I manually check and cleaned NFS share before every try...

Please inspect what's going on...

Version-Release number of selected component (if applicable):
vdsm-4.15.0-78.git349f848.el6.x86_64

How reproducible:
???

Steps to Reproduce:
1. add first data domain
2.
3.

Actual results:
fail, fail, fail... then it was successfully added

Expected results:
work out of the box

Additional info:
my DC is 3.4 version/CL is 3.4 version as well

Comment 1 Allon Mureinik 2014-06-14 10:50:35 UTC

Fede, could this be related to your refactoring in the pool metadata handling? Please take a look.
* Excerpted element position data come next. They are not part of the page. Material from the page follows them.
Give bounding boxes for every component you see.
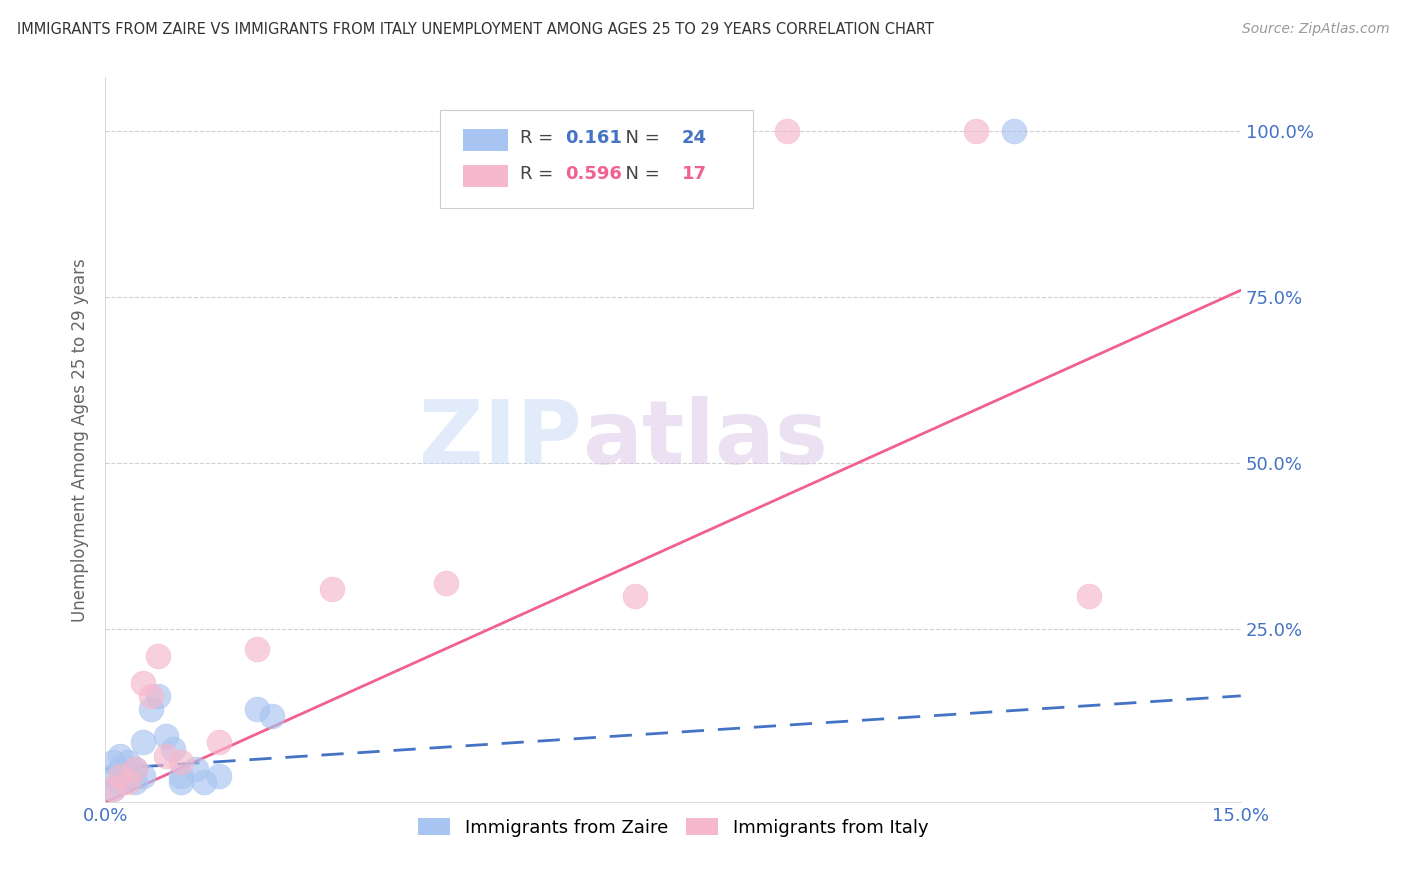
Point bbox=[132, 735, 155, 749]
Point bbox=[110, 775, 132, 789]
Point bbox=[101, 781, 124, 796]
Point bbox=[117, 769, 139, 783]
Point bbox=[170, 775, 193, 789]
Point bbox=[132, 675, 155, 690]
Text: ZIP: ZIP bbox=[419, 396, 582, 483]
Point bbox=[624, 589, 647, 603]
Point bbox=[1002, 123, 1025, 137]
Text: 17: 17 bbox=[682, 165, 707, 183]
Point bbox=[246, 642, 269, 657]
Point bbox=[117, 775, 139, 789]
Point bbox=[260, 708, 283, 723]
Point bbox=[148, 648, 170, 663]
Text: R =: R = bbox=[520, 165, 558, 183]
Point bbox=[101, 756, 124, 770]
Point bbox=[101, 769, 124, 783]
FancyBboxPatch shape bbox=[440, 110, 752, 208]
Point bbox=[155, 748, 177, 763]
Point bbox=[162, 742, 184, 756]
Point bbox=[170, 769, 193, 783]
Point bbox=[184, 762, 207, 776]
Point bbox=[110, 769, 132, 783]
Text: 24: 24 bbox=[682, 128, 707, 146]
Point bbox=[208, 735, 231, 749]
Text: R =: R = bbox=[520, 128, 558, 146]
Text: 0.596: 0.596 bbox=[565, 165, 621, 183]
Y-axis label: Unemployment Among Ages 25 to 29 years: Unemployment Among Ages 25 to 29 years bbox=[72, 258, 89, 622]
Text: Source: ZipAtlas.com: Source: ZipAtlas.com bbox=[1241, 22, 1389, 37]
Point bbox=[155, 729, 177, 743]
Point bbox=[101, 781, 124, 796]
FancyBboxPatch shape bbox=[463, 165, 509, 187]
Point bbox=[124, 762, 146, 776]
Point bbox=[139, 702, 162, 716]
Point bbox=[124, 762, 146, 776]
Point bbox=[117, 756, 139, 770]
Point bbox=[170, 756, 193, 770]
Legend: Immigrants from Zaire, Immigrants from Italy: Immigrants from Zaire, Immigrants from I… bbox=[411, 811, 935, 844]
Point bbox=[208, 769, 231, 783]
Point bbox=[139, 689, 162, 703]
Text: IMMIGRANTS FROM ZAIRE VS IMMIGRANTS FROM ITALY UNEMPLOYMENT AMONG AGES 25 TO 29 : IMMIGRANTS FROM ZAIRE VS IMMIGRANTS FROM… bbox=[17, 22, 934, 37]
Point bbox=[434, 575, 457, 590]
Point bbox=[965, 123, 987, 137]
Point bbox=[110, 762, 132, 776]
Point bbox=[321, 582, 343, 597]
Text: atlas: atlas bbox=[582, 396, 828, 483]
Point bbox=[124, 775, 146, 789]
FancyBboxPatch shape bbox=[463, 129, 509, 151]
Point bbox=[246, 702, 269, 716]
Text: N =: N = bbox=[614, 165, 665, 183]
Text: 0.161: 0.161 bbox=[565, 128, 621, 146]
Point bbox=[148, 689, 170, 703]
Point bbox=[132, 769, 155, 783]
Text: N =: N = bbox=[614, 128, 665, 146]
Point bbox=[1078, 589, 1101, 603]
Point bbox=[193, 775, 215, 789]
Point bbox=[775, 123, 797, 137]
Point bbox=[110, 748, 132, 763]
Comment 2 Daniel Erez 2014-06-18 14:54:43 UTC

According to the described scenario, it looks like a duplicate of bug 1109156 (should probably be included in 3.5 alpha-3 build).

Comment 3 Federico Simoncelli 2014-07-14 10:59:53 UTC

I haven't been able to reproduce this (never noticed in my environment) and I couldn't find any vdsm log attached.

Can you please try to reproduce and ping me to debug the issue together?
Thanks.

Comment 4 Daniel Erez 2014-07-14 11:28:26 UTC

(In reply to Daniel Erez from comment #2)
> According to the described scenario, it looks like a duplicate of bug
> 1109156 (should probably be included in 3.5 alpha-3 build).

Sorry, meant duplicate of bug 1107945.

Comment 5 Federico Simoncelli 2014-07-14 11:31:28 UTC

(In reply to Daniel Erez from comment #4)
> (In reply to Daniel Erez from comment #2)
> > According to the described scenario, it looks like a duplicate of bug
> > 1109156 (should probably be included in 3.5 alpha-3 build).
> 
> Sorry, meant duplicate of bug 1107945.

Thanks. Tracking bug 1107945 state in order to verify this scenario as well.

Comment 6 Jiri Belka 2014-07-24 11:49:14 UTC

I can't reproduce with ovirt-3.5.0-beta1.1.

Comment 7 Jiri Belka 2014-07-24 11:51:25 UTC

#6 is valid anyway ;)

Comment 8 Sandro Bonazzola 2014-10-17 12:24:25 UTC

oVirt 3.5 has been released and should include the fix for this issue.